One of the major obstacles in the way of lasting solution is the lack of meaningful Kashmiri representation in Indo-Pak negotiations. Even as the Government of India has held several meetings with several separatist cadres, it is opposed trilateral dialogue. But most of the political commentators and analysts have been advocating tripartite talks as a means of negotiating solution to the Kashmir problem, which means talks between Government of India, Government of Pakistan and people of Kashmir. Needless to mention that demand for tripartite talks is a long pending demand of separatist cadres.

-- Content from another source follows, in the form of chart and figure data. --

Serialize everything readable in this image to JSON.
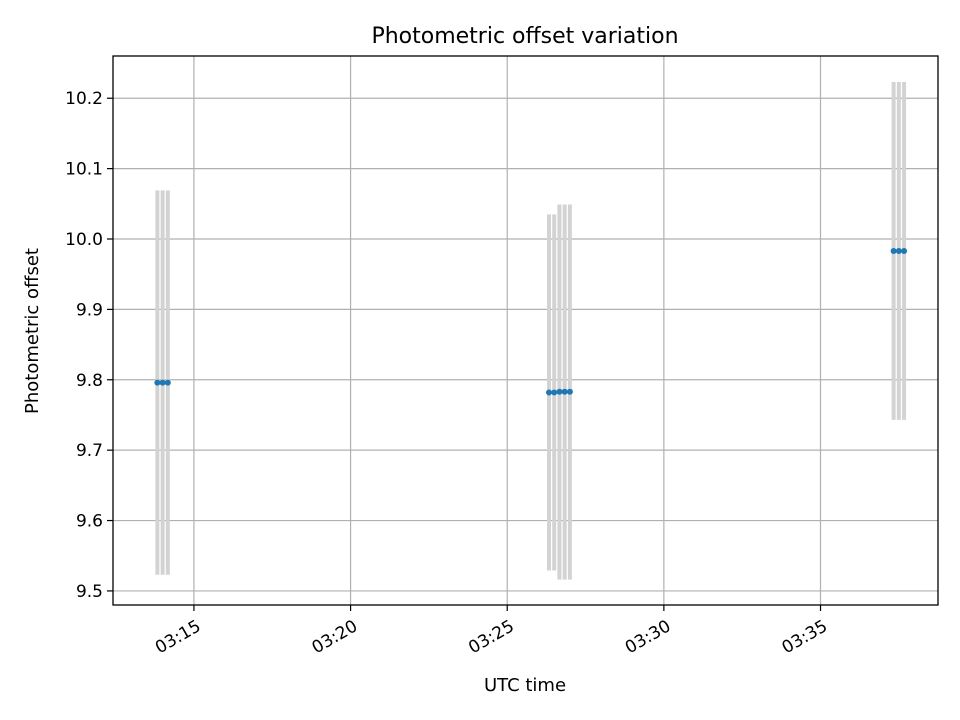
{
  "chart_data": {
    "type": "scatter",
    "title": "Photometric offset variation",
    "xlabel": "UTC time",
    "ylabel": "Photometric offset",
    "x_ticks": [
      "03:15",
      "03:20",
      "03:25",
      "03:30",
      "03:35"
    ],
    "x_tick_values": [
      "03:15",
      "03:20",
      "03:25",
      "03:30",
      "03:35"
    ],
    "xlim": [
      "03:12:25",
      "03:38:45"
    ],
    "y_ticks": [
      "9.5",
      "9.6",
      "9.7",
      "9.8",
      "9.9",
      "10.0",
      "10.1",
      "10.2"
    ],
    "y_tick_values": [
      9.5,
      9.6,
      9.7,
      9.8,
      9.9,
      10.0,
      10.1,
      10.2
    ],
    "ylim": [
      9.48,
      10.26
    ],
    "grid": true,
    "marker_color": "#1f77b4",
    "errorbar_color": "#d3d3d3",
    "series": [
      {
        "points": [
          {
            "x": "03:13:50",
            "y": 9.796,
            "ylow": 9.523,
            "yhigh": 10.069
          },
          {
            "x": "03:14:00",
            "y": 9.796,
            "ylow": 9.523,
            "yhigh": 10.069
          },
          {
            "x": "03:14:10",
            "y": 9.796,
            "ylow": 9.523,
            "yhigh": 10.069
          },
          {
            "x": "03:26:20",
            "y": 9.782,
            "ylow": 9.529,
            "yhigh": 10.035
          },
          {
            "x": "03:26:30",
            "y": 9.782,
            "ylow": 9.529,
            "yhigh": 10.035
          },
          {
            "x": "03:26:40",
            "y": 9.783,
            "ylow": 9.516,
            "yhigh": 10.049
          },
          {
            "x": "03:26:50",
            "y": 9.783,
            "ylow": 9.516,
            "yhigh": 10.049
          },
          {
            "x": "03:27:00",
            "y": 9.783,
            "ylow": 9.516,
            "yhigh": 10.049
          },
          {
            "x": "03:37:20",
            "y": 9.983,
            "ylow": 9.743,
            "yhigh": 10.223
          },
          {
            "x": "03:37:30",
            "y": 9.983,
            "ylow": 9.743,
            "yhigh": 10.223
          },
          {
            "x": "03:37:40",
            "y": 9.983,
            "ylow": 9.743,
            "yhigh": 10.223
          }
        ]
      }
    ]
  }
}
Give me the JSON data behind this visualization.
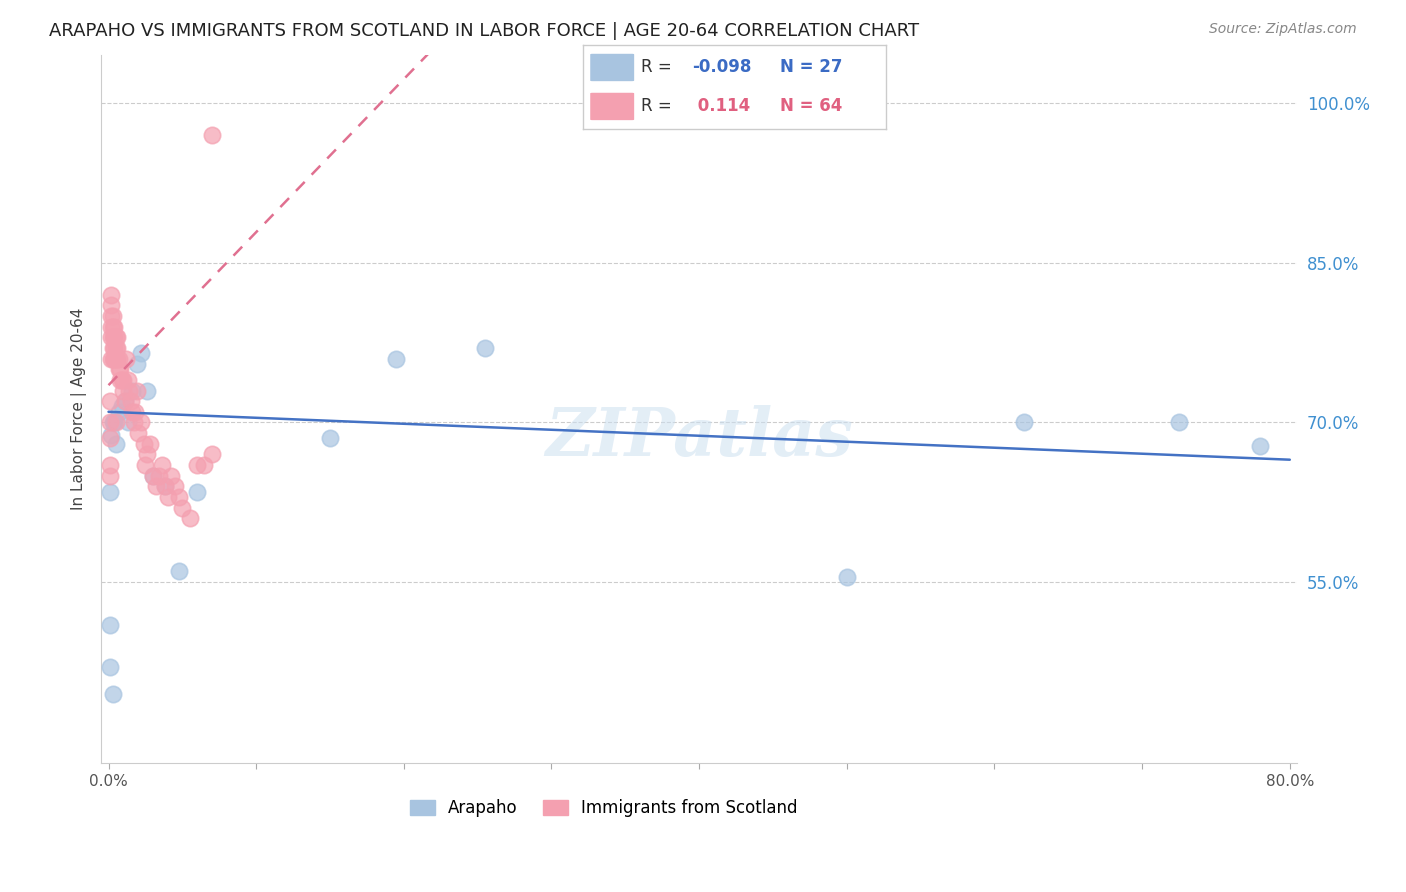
{
  "title": "ARAPAHO VS IMMIGRANTS FROM SCOTLAND IN LABOR FORCE | AGE 20-64 CORRELATION CHART",
  "source": "Source: ZipAtlas.com",
  "ylabel": "In Labor Force | Age 20-64",
  "xlim": [
    -0.005,
    0.805
  ],
  "ylim": [
    0.38,
    1.045
  ],
  "yticks": [
    0.55,
    0.7,
    0.85,
    1.0
  ],
  "yticklabels": [
    "55.0%",
    "70.0%",
    "85.0%",
    "100.0%"
  ],
  "arapaho_color": "#a8c4e0",
  "scotland_color": "#f4a0b0",
  "arapaho_line_color": "#4472c4",
  "scotland_line_color": "#e07090",
  "background_color": "#ffffff",
  "arapaho_x": [
    0.001,
    0.001,
    0.002,
    0.003,
    0.004,
    0.005,
    0.007,
    0.009,
    0.011,
    0.013,
    0.016,
    0.019,
    0.022,
    0.026,
    0.03,
    0.038,
    0.048,
    0.06,
    0.15,
    0.195,
    0.255,
    0.5,
    0.62,
    0.725,
    0.78,
    0.001,
    0.003
  ],
  "arapaho_y": [
    0.51,
    0.635,
    0.688,
    0.7,
    0.7,
    0.68,
    0.71,
    0.715,
    0.72,
    0.7,
    0.73,
    0.755,
    0.765,
    0.73,
    0.65,
    0.64,
    0.56,
    0.635,
    0.685,
    0.76,
    0.77,
    0.555,
    0.7,
    0.7,
    0.678,
    0.47,
    0.445
  ],
  "scotland_x": [
    0.001,
    0.001,
    0.001,
    0.001,
    0.002,
    0.002,
    0.002,
    0.002,
    0.002,
    0.002,
    0.003,
    0.003,
    0.003,
    0.003,
    0.003,
    0.004,
    0.004,
    0.004,
    0.004,
    0.005,
    0.005,
    0.005,
    0.005,
    0.006,
    0.006,
    0.006,
    0.007,
    0.007,
    0.008,
    0.008,
    0.009,
    0.01,
    0.01,
    0.011,
    0.012,
    0.013,
    0.014,
    0.015,
    0.016,
    0.017,
    0.018,
    0.019,
    0.02,
    0.022,
    0.024,
    0.025,
    0.026,
    0.028,
    0.03,
    0.032,
    0.034,
    0.036,
    0.038,
    0.04,
    0.042,
    0.045,
    0.048,
    0.05,
    0.055,
    0.06,
    0.065,
    0.07,
    0.001,
    0.07
  ],
  "scotland_y": [
    0.72,
    0.7,
    0.685,
    0.66,
    0.76,
    0.78,
    0.79,
    0.8,
    0.81,
    0.82,
    0.76,
    0.77,
    0.78,
    0.79,
    0.8,
    0.76,
    0.77,
    0.78,
    0.79,
    0.76,
    0.77,
    0.78,
    0.7,
    0.76,
    0.77,
    0.78,
    0.75,
    0.76,
    0.74,
    0.75,
    0.74,
    0.73,
    0.74,
    0.72,
    0.76,
    0.74,
    0.73,
    0.72,
    0.71,
    0.7,
    0.71,
    0.73,
    0.69,
    0.7,
    0.68,
    0.66,
    0.67,
    0.68,
    0.65,
    0.64,
    0.65,
    0.66,
    0.64,
    0.63,
    0.65,
    0.64,
    0.63,
    0.62,
    0.61,
    0.66,
    0.66,
    0.67,
    0.65,
    0.97
  ],
  "arap_trend_x": [
    0.0,
    0.8
  ],
  "arap_trend_y": [
    0.71,
    0.665
  ],
  "scot_trend_x": [
    0.0,
    0.08
  ],
  "scot_trend_y": [
    0.735,
    0.85
  ],
  "watermark_text": "ZIPatlas",
  "watermark_color": "#cce0f0",
  "legend_R1": "R = -0.098",
  "legend_N1": "N = 27",
  "legend_R2": "R =  0.114",
  "legend_N2": "N = 64"
}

We cannot ignore the hard fact that the impasse over Kashmir cannot end over night. All possible options need to be revisited and all the parties involved in the dispute need to rethink their strategy, which should revolve around the peace and prosperity of the people of the state. Above all, it is the human suffering which has to end in this geographically remote location and peoples’ dignity has to be restored. Tragically, lack of realistic approach on the parties is only delaying a way forward to the solution of the problem.

Unofficial dialogues between influential actors in civil society are to be focused and will be useful for breaking down false negative stereotypes. Besides, other people-to-people contacts will help to counter the chauvinist propaganda and mindset in India as well as Pakistan. Basically it is the chauvinistic attitude what has led to the Kashmir problem so stubborn and the power elites so inflexible and unyielding. Unless a the problem is tackled with a broad mind, the peace constituencies will remain too weak to pressure their respective governments to reach a reasonable and fair compromise.

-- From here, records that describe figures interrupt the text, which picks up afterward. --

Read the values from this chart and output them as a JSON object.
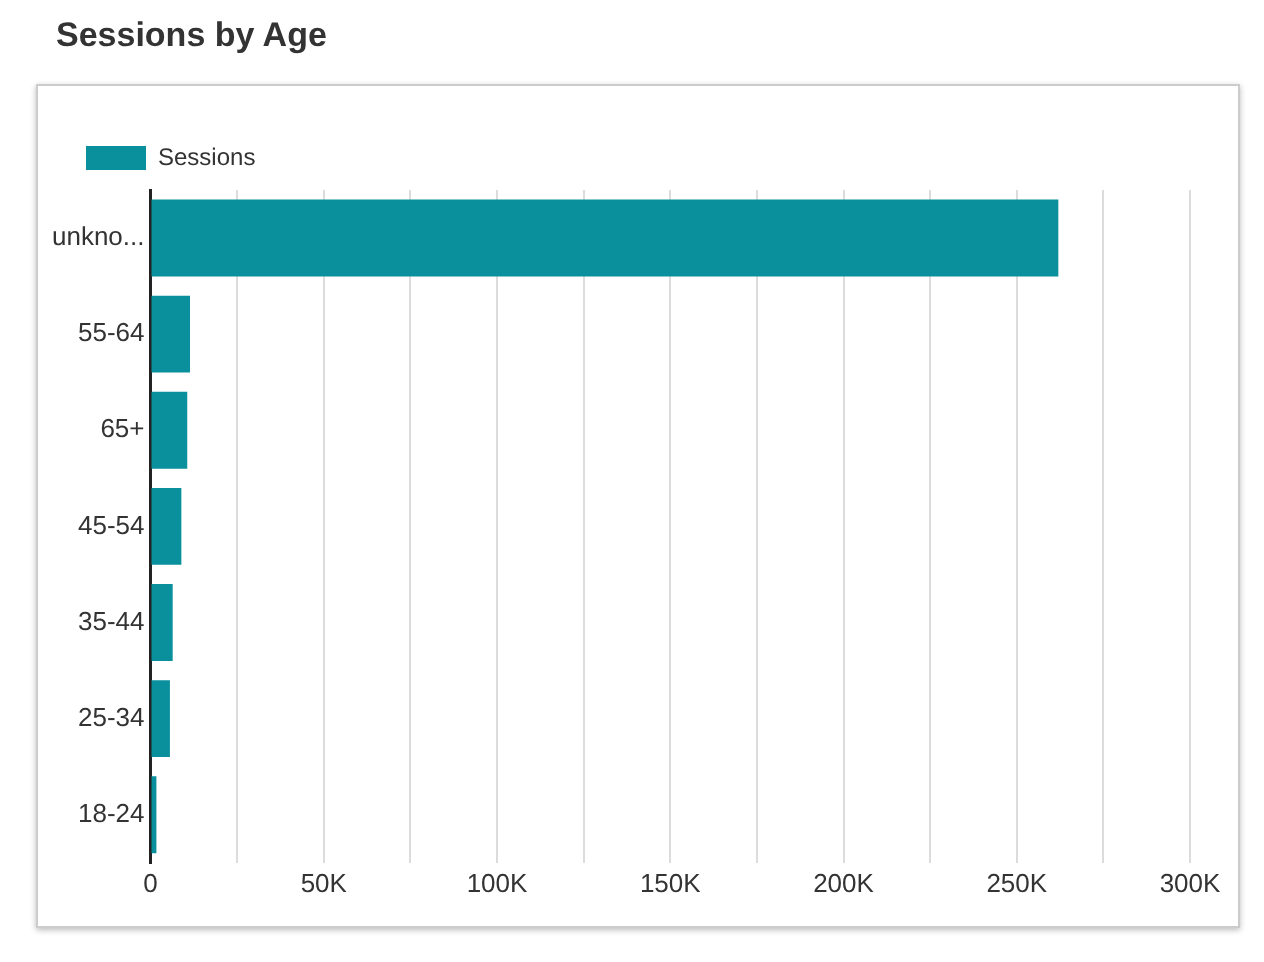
{
  "chart_data": {
    "type": "bar",
    "orientation": "horizontal",
    "title": "Sessions by Age",
    "categories": [
      "unkno...",
      "55-64",
      "65+",
      "45-54",
      "35-44",
      "25-34",
      "18-24"
    ],
    "series": [
      {
        "name": "Sessions",
        "color": "#0a8f9c",
        "values": [
          262000,
          11400,
          10600,
          8900,
          6400,
          5600,
          1700
        ]
      }
    ],
    "xlim": [
      0,
      300000
    ],
    "xticks": [
      0,
      {
        "value": 25000,
        "label": null
      },
      {
        "value": 50000,
        "label": "50K"
      },
      {
        "value": 75000,
        "label": null
      },
      {
        "value": 100000,
        "label": "100K"
      },
      {
        "value": 125000,
        "label": null
      },
      {
        "value": 150000,
        "label": "150K"
      },
      {
        "value": 175000,
        "label": null
      },
      {
        "value": 200000,
        "label": "200K"
      },
      {
        "value": 225000,
        "label": null
      },
      {
        "value": 250000,
        "label": "250K"
      },
      {
        "value": 275000,
        "label": null
      },
      {
        "value": 300000,
        "label": "300K"
      }
    ],
    "grid": "x",
    "legend": "top left"
  }
}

Here India has to understand that it cannot pretend that there is no dispute in Kashmir and has to offer both dialogue and build close cultural, economic and social ties with Pakistan. Today India also needs to reassure the Pakistani leadership that India will not take advantage of present Taliban factor by causing any problems on Pakistan’s eastern frontier. Here it is noteworthy that international analysts on Indo-Pak relations too have, in lieu of strong India and Afghanistan ties from the 1950s, vehemently said that India needs to calm any Pakistani fears that this Indo-Afghan cooperation has an anti-Pakistan flavor.

On short-term basis, the need of the hour, if at all parties are sincere, is to see an end to the vexed problem, maximum autonomy in accordance with the original intentions of Article 370 should be restored. The LoC should become irrelevant for the people of the state. Both India and Pakistan should immediately accept all international human rights and humanitarian law, including the International Criminal Court, and amend their own laws accordingly, which even India has not done. The international community can help through indirect mediation.

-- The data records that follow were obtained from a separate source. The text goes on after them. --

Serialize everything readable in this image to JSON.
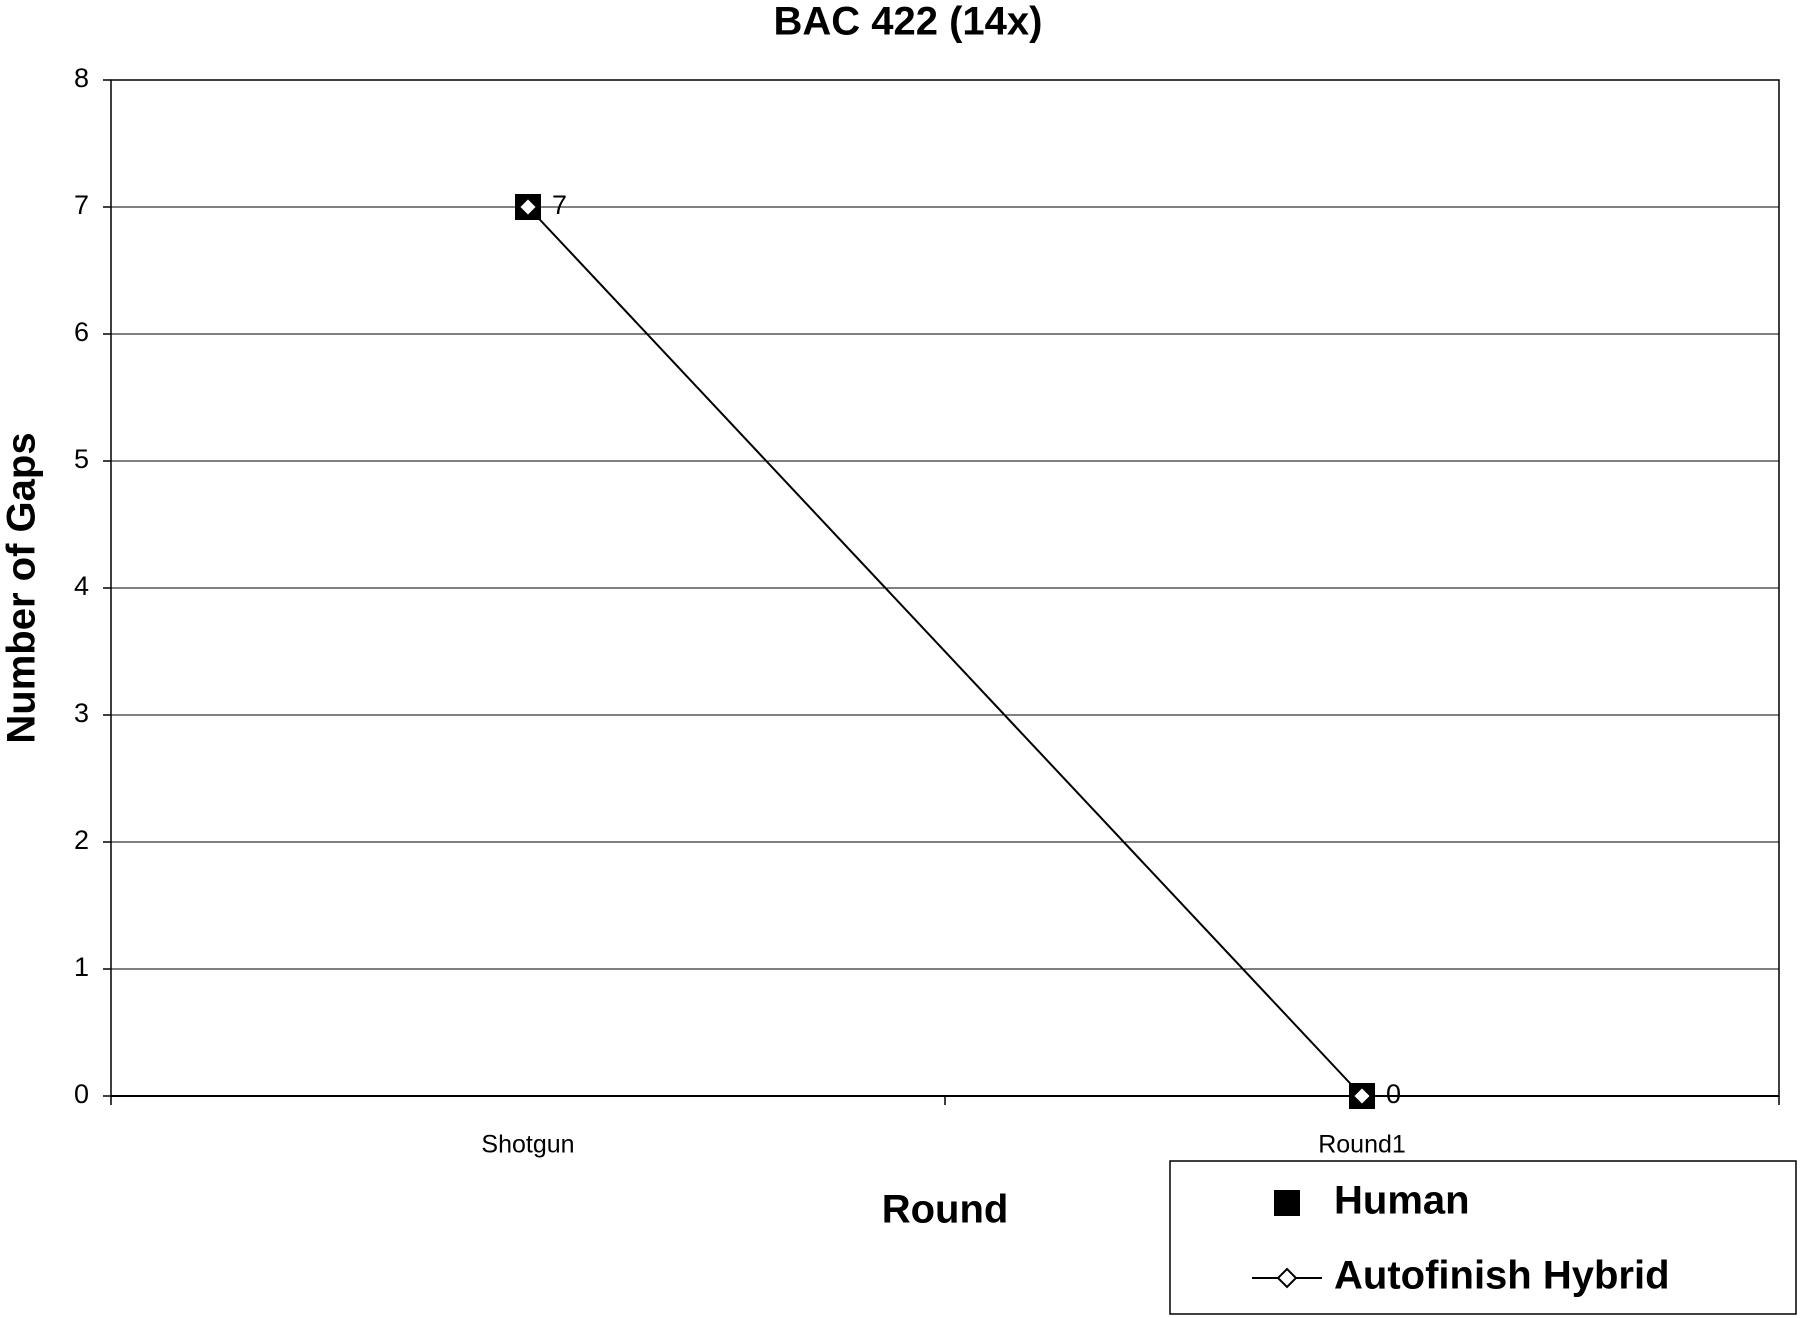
{
  "chart_data": {
    "type": "line",
    "title": "BAC 422 (14x)",
    "x_label": "Round",
    "y_label": "Number of Gaps",
    "categories": [
      "Shotgun",
      "Round1"
    ],
    "series": [
      {
        "name": "Human",
        "color": "#000000",
        "marker": "square",
        "line": false,
        "values": [
          7,
          0
        ]
      },
      {
        "name": "Autofinish Hybrid",
        "color": "#000000",
        "marker": "diamond",
        "line": true,
        "values": [
          7,
          0
        ]
      }
    ],
    "ylim": [
      0,
      8
    ],
    "yticks": [
      0,
      1,
      2,
      3,
      4,
      5,
      6,
      7,
      8
    ],
    "grid": true
  }
}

For quite some time now mainstream political leadership in the state too has been talking about resolution of Kashmir issue. The separatist cadres’ ultimate goal too is resolution of the imbroglio. But we haven’t seen any interaction between these two warring factions (mainstream and separatist cadres) on the issue. Can’t they join hands if both are pursuing resolution of the problem? If there is consensus between the mainstream and separatist cadres on the modalities seeking resolution of the issue, then let them form a conglomerate, board the bus and seek what has not been sought during the past six decades – end to Kashmir imbroglio.

At the moment these ideas may seem a wish list. But nothing is impossible. It is a matter of will. Here the civil society too has a vital role to play - vigorously strengthen the forces of peace and justice.